The World Almanac 1953 and Book of Facts (68th year of issue) was published by the New York World-Telegram and The Sun. Its 896 pages contain thousands of facts about the early 1950s: census information, sports statistics, major events, and world affairs, to name just a few -- taking the reader back in time to when Harry Truman was President of the U.S. and Winston Churchill was Prime Minister of Great Britain.

A chart titled ‘’Marriage Information” indicates that in 1950 in all but seven states, a man had to be 21 years old to marry without parental consent; but with consent, as young as 14 in Massachusetts, Mississippi, New Hampshire and Washington. For women, the age was 18 in 34 states; 21 in 14 states. Minnesota was the only state where age 16 was the magic number. (Hawaii didn’t become a state until 1959.) A girl could marry with consent at age 12 in Massachusetts and Mississippi; 14 or 16 in most other states; 15 in Minnesota.

The Almanac’s “Vital Statistics” segment reports that in 1950 and 1951, there were 154,875 recorded births in Minnesota and 56,457 deaths. Cardiovascular diseases were the top causes of death in the U.S. in 1950. Even cancers didn’t come close to diseases of the heart and cardio-vascular system. Of the almost 1.5 million deaths in the U.S. that year, 33,633 were caused by tuberculosis; over 47,000, by the flu or pneumonia.
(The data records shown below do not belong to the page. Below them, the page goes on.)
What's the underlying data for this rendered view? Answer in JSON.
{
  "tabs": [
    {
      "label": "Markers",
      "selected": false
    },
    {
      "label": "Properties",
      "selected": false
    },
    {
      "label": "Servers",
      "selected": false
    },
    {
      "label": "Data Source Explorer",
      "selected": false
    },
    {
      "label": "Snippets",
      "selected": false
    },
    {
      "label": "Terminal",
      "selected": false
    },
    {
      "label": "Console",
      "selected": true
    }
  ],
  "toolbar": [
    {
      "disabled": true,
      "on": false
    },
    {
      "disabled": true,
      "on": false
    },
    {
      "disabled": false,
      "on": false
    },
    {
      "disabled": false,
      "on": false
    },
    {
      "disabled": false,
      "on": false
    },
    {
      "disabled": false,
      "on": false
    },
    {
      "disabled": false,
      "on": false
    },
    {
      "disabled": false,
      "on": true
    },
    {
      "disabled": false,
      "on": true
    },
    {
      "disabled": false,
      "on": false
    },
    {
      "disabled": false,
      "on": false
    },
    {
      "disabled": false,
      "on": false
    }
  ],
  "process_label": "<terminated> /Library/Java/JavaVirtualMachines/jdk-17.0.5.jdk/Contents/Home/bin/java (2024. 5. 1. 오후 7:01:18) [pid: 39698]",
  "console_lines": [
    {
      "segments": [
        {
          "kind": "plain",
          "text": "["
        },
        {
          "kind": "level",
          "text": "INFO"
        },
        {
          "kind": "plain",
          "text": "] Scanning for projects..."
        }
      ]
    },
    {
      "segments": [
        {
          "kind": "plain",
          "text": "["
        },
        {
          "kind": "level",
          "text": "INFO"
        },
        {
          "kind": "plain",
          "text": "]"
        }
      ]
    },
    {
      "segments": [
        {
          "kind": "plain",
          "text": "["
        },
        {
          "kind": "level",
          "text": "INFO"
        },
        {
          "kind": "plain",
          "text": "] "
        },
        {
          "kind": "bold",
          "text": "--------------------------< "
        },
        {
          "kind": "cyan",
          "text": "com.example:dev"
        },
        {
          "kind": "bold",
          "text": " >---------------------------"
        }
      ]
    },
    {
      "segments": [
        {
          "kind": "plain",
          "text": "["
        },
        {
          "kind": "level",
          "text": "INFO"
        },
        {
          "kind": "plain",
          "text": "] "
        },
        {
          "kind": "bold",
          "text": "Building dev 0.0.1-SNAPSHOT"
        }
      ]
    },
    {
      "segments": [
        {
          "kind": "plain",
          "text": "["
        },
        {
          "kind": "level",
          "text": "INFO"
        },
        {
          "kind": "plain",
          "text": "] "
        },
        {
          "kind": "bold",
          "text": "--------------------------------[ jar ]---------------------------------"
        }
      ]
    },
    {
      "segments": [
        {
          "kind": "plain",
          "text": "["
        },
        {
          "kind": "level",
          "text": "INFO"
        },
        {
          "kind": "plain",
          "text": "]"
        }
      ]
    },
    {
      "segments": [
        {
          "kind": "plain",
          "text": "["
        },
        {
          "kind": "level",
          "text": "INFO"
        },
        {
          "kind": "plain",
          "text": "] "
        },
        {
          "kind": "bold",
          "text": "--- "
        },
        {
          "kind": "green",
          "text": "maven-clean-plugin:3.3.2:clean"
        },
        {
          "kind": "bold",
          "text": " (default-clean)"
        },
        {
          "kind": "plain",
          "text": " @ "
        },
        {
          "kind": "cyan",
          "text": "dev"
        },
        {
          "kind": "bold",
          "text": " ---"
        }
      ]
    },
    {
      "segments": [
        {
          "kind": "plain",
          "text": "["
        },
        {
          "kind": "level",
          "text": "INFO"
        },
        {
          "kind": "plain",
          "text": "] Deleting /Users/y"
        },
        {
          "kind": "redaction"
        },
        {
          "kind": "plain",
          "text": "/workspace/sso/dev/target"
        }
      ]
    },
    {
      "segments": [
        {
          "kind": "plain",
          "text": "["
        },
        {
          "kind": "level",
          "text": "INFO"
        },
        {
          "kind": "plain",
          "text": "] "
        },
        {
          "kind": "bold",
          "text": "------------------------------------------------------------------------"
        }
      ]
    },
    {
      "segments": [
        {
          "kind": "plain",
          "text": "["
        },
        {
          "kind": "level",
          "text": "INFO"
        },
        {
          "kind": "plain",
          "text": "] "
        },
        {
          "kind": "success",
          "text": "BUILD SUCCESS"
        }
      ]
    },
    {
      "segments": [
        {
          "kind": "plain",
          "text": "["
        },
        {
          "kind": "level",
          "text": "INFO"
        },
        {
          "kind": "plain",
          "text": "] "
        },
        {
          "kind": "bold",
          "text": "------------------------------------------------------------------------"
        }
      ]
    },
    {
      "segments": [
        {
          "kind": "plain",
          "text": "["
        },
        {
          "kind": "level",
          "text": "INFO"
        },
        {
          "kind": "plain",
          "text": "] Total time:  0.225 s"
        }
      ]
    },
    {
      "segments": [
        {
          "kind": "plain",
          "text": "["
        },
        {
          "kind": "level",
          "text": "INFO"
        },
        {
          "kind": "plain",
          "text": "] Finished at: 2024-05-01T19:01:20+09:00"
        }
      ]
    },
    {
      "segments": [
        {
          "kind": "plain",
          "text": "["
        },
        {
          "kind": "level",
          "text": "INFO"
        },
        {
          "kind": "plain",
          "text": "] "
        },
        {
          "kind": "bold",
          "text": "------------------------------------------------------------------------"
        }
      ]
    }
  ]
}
The Almanac even has a chart of “Lynchings in the U.S., 1900-1950,” broken down by “White” and “Negro.” The ratio was almost one to 10, with white lynchings in the five decades totaling 195 and “Negro” lynchings totaling 1,792.

There were no charts to report deaths by firearms; also no section on deaths by mass shootings.

The facts and statistics in my 1953 thrift store Almanac are interesting, even fascinating. A quick study of my second-hand book of facts makes me think about how much some things have changed, but how many new issues have arisen.